Um, what? You might not _want_ to run it in a stream fashion, but maybe _I_ do. For example, expr.OrderBy(x => x).Take(3) need only partially sort the sequence. Yes, OrderBy reads the whole input stream. But streaming as lazy processing need not sort the whole input before providing the first result.
"the algorithms we use are optimized for throughput rather than latency"
In this context, OrderBy's eager behavior makes sense. Whole-sequence sort is always going to be faster than a complete set of partial sorts, by some constant factor.
I might be missunderstanding something, and if I do please let me know, but as far as my understanding goes, it is correct to say that you cannot run a sorting algorithm without having all values.
Given your example, expr.OrderBy(x => x).Take(3) in a situation where expr would stream its return value in two chunks. Suppose that the OrderBy would:
1) Sort the initial chunk before the second chunk arrives
2) Return the sorted items as soon as it has sorted them (in this case, before receiving the second chunk)

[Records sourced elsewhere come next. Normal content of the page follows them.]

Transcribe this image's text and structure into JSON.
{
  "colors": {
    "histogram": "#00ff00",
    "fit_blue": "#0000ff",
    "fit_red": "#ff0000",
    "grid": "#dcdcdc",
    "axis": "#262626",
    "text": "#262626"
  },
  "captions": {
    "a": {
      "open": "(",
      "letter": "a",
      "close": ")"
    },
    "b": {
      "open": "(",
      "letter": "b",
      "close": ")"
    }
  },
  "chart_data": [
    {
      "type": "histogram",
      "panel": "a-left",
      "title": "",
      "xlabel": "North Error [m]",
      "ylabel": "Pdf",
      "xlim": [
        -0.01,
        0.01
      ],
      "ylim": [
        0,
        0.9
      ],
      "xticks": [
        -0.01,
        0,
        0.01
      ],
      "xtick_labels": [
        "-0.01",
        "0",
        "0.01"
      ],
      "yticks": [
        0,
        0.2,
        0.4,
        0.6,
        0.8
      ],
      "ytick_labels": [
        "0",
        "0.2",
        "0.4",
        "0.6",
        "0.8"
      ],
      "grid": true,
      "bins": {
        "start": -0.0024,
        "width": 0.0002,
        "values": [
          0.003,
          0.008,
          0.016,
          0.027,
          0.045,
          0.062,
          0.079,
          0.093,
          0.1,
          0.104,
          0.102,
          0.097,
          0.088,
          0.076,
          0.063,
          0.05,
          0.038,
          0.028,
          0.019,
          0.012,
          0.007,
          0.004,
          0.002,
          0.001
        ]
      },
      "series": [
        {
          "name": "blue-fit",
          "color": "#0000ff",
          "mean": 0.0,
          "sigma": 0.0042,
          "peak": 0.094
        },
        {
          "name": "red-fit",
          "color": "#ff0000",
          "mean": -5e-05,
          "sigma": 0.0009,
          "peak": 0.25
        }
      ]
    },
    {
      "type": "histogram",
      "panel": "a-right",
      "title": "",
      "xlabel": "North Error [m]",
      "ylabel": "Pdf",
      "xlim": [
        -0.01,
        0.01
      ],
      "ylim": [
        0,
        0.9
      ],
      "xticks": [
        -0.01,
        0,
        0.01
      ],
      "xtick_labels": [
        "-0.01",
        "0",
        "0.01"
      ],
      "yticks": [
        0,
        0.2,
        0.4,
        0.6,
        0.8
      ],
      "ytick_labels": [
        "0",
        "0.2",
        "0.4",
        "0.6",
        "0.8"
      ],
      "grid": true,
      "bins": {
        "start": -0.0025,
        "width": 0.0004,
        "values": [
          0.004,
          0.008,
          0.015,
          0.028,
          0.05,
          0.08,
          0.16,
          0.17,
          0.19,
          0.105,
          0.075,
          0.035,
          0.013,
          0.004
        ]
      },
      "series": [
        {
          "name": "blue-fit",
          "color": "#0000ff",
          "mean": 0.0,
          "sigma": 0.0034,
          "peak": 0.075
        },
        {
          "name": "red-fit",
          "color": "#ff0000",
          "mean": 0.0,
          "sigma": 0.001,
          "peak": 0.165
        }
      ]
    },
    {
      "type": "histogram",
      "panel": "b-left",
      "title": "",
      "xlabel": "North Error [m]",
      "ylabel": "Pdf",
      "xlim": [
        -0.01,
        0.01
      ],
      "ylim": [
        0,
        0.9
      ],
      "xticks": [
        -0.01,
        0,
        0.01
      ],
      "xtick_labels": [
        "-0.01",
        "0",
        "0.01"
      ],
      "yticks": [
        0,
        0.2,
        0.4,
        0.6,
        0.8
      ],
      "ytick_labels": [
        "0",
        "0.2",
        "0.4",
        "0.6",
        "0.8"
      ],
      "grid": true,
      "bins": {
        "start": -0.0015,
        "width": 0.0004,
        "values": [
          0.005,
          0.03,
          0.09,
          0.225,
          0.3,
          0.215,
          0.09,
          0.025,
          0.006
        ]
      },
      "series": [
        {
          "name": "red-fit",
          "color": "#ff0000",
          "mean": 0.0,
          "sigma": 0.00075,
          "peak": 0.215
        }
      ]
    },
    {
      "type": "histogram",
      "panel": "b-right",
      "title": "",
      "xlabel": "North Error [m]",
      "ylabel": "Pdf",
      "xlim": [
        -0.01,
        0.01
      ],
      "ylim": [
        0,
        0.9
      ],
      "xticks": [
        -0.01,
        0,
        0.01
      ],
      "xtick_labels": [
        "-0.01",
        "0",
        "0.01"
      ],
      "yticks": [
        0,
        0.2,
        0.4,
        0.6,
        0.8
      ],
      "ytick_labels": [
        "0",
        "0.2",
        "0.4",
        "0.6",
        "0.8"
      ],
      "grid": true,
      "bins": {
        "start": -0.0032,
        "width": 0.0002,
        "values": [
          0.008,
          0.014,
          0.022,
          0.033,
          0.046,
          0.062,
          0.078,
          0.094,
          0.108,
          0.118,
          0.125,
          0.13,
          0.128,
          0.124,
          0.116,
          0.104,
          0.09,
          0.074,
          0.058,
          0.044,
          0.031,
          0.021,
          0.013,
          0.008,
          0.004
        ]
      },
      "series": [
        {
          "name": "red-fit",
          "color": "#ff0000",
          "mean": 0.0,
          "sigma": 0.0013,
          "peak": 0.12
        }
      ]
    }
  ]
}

Given that we would get the following two chunks (3,6,5,7) and (8,1,9) the OrderBy-method would sort the first chunk (resulting in 3,5,6,7) and the Take(3) would return 3,5,6. As can be seen, this behaviour would not be correct, since a correct result in the end would have been 1,3,5. Thus, if we would have been handed the 3 as first result, it would have given us the wrong result and thus not successfully sorted the items.
Therefore, OrderBy needs access to all items in order to be able sort correctly.